The common reaction in elite liberal circles? A Washington Post reporter called it a “fringe theory” that “has been repeatedly disputed by experts.” The Atlantic Council accused Cotton of abetting an “infodemic” by “pushing debunked claim that the novel coronavirus may have been created in a Wuhan lab.” A writer for Vox said it was a “dangerous conspiracy theory” being advanced by conservatives “known to regularly spew nonsense (and bash China).”

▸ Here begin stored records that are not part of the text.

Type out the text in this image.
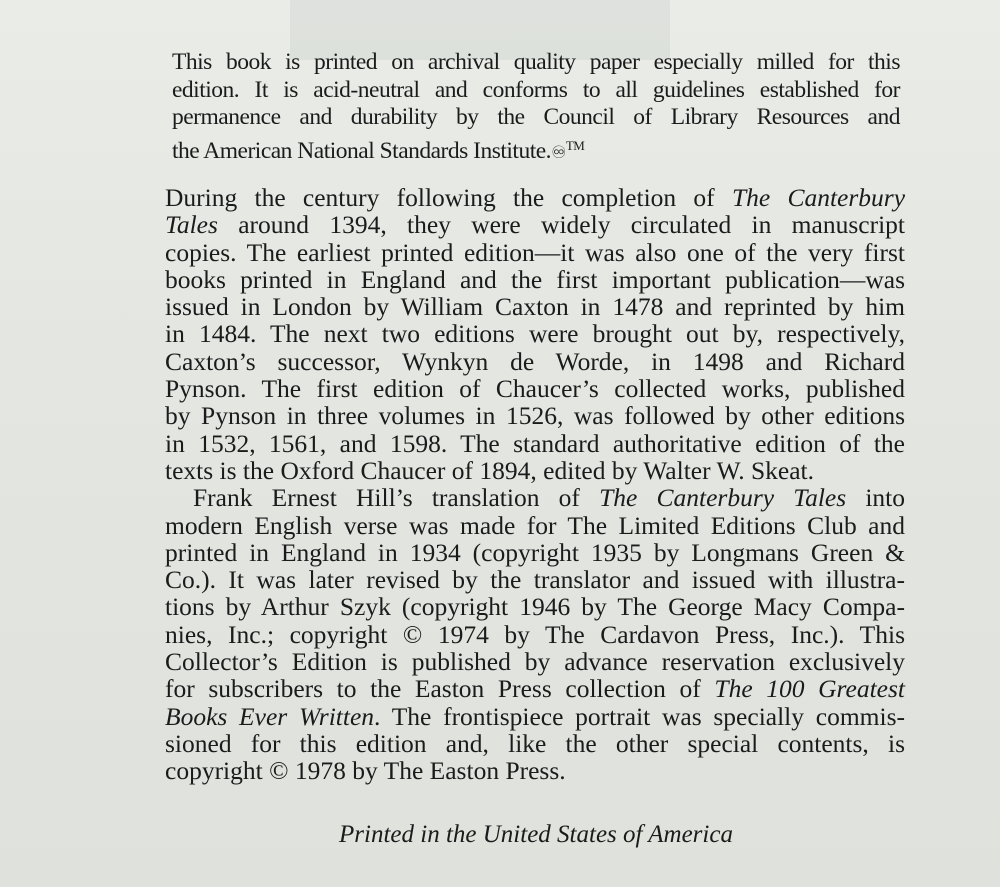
This book is printed on archival quality paper especially milled for this
edition. It is acid-neutral and conforms to all guidelines established for
permanence and durability by the Council of Library Resources and
the American National Standards Institute.♾™
During the century following the completion of The Canterbury
Tales around 1394, they were widely circulated in manuscript
copies. The earliest printed edition—it was also one of the very first
books printed in England and the first important publication—was
issued in London by William Caxton in 1478 and reprinted by him
in 1484. The next two editions were brought out by, respectively,
Caxton’s successor, Wynkyn de Worde, in 1498 and Richard
Pynson. The first edition of Chaucer’s collected works, published
by Pynson in three volumes in 1526, was followed by other editions
in 1532, 1561, and 1598. The standard authoritative edition of the
texts is the Oxford Chaucer of 1894, edited by Walter W. Skeat.
Frank Ernest Hill’s translation of The Canterbury Tales into
modern English verse was made for The Limited Editions Club and
printed in England in 1934 (copyright 1935 by Longmans Green &
Co.). It was later revised by the translator and issued with illustra-
tions by Arthur Szyk (copyright 1946 by The George Macy Compa-
nies, Inc.; copyright © 1974 by The Cardavon Press, Inc.). This
Collector’s Edition is published by advance reservation exclusively
for subscribers to the Easton Press collection of The 100 Greatest
Books Ever Written. The frontispiece portrait was specially commis-
sioned for this edition and, like the other special contents, is
copyright © 1978 by The Easton Press.
Printed in the United States of America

There are many more such examples. But the overall shape of the media narrative was clear. On one side were experts at places like the World Health Organisation: knowledgeable, incorruptible, authoritative, noble. On the other were a bunch of right-wing yahoos pushing a risible fantasy with xenophobic overtones in order to deflect attention from the Trump administration’s mishandling of the crisis.

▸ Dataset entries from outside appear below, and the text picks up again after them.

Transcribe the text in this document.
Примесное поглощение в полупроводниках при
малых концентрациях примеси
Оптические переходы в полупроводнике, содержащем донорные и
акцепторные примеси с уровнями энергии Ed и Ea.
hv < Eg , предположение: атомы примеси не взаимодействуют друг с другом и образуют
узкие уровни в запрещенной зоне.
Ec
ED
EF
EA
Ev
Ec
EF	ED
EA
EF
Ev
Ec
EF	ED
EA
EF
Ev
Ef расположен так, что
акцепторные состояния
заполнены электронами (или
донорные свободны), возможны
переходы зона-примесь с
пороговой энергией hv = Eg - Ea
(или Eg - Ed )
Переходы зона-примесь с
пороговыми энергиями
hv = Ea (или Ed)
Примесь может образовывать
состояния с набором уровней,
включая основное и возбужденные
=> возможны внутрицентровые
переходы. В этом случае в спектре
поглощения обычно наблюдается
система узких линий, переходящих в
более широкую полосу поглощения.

Yet it was also a narrative with holes larger than Donald Trump’s mouth.
Was it outrageous to think that the virus might have escaped the Wuhan Institute? Not if you listened to evolutionary biologist Bret Weinstein’s patient, lucid, scientifically rich explanation of the lab-leak hypothesis — which he delivered almost a year ago on the decidedly non-mainstream Joe Rogan podcast.
Was it smart for science reporters to accept the authority of a February 2020 letter, signed by 27 scientists and published in The Lancet, feverishly insisting on the “natural origin” of COVID? Not if those reporters had probed the ties between the letter’s lead author and the Wuhan lab (a fact, as the science writer Nicholas Wade points out in a landmark essay in The Bulletin of the Atomic Scientists, that has been public knowledge for months).
Was it wise to suppose that the World Health Organisation, which has served as a mouthpiece for Chinese regime propaganda, should be an authority on what counted as COVID “misinformation” by Facebook, which in February banned the lab-leak theory from its platform? Not if the aim of companies like Facebook is to bring the world closer together, as opposed to laundering Chinese government disinformation while modeling its illiberal methods.
To its credit, Facebook reversed itself last week. News organisations are quietly correcting (or stealth editing) last year’s dismissive reports, sometimes using the fig leaf of new information about Wuhan lab workers being infected in the fall of 2019 with a COVID-like illness. And the public-health community is taking a fresh look at its COVID origin story.
But even now one gets a distinct sense of the herd of independent minds hard at work. If the lab-leak theory is finally getting the respectful attention it always deserved, it’s mainly because Joe Biden authorised an inquiry and Anthony Fauci admitted to doubts about the natural-origin claim. In other words, the right president and the right public-health expert have blessed a certain line of inquiry.
Yet the lab-leak theory, whether or not it turns out to be right, was always credible. Even if Tom Cotton believed it. Even if the scientific “consensus” disputed it. Even if bigots — who rarely need a pretext — drew bigoted conclusions from it.
Good journalism, like good science, should follow evidence, not narratives. It should pay as much heed to intelligent gadflies as it does to eminent authorities. And it should never treat honest disagreement as moral heresy.
Anyone wondering why so many people have become so hostile to the pronouncements of public-health officials and science journalists should draw the appropriate conclusion from this story. When lecturing the public about the dangers of misinformation, it’s best not to peddle it yourself.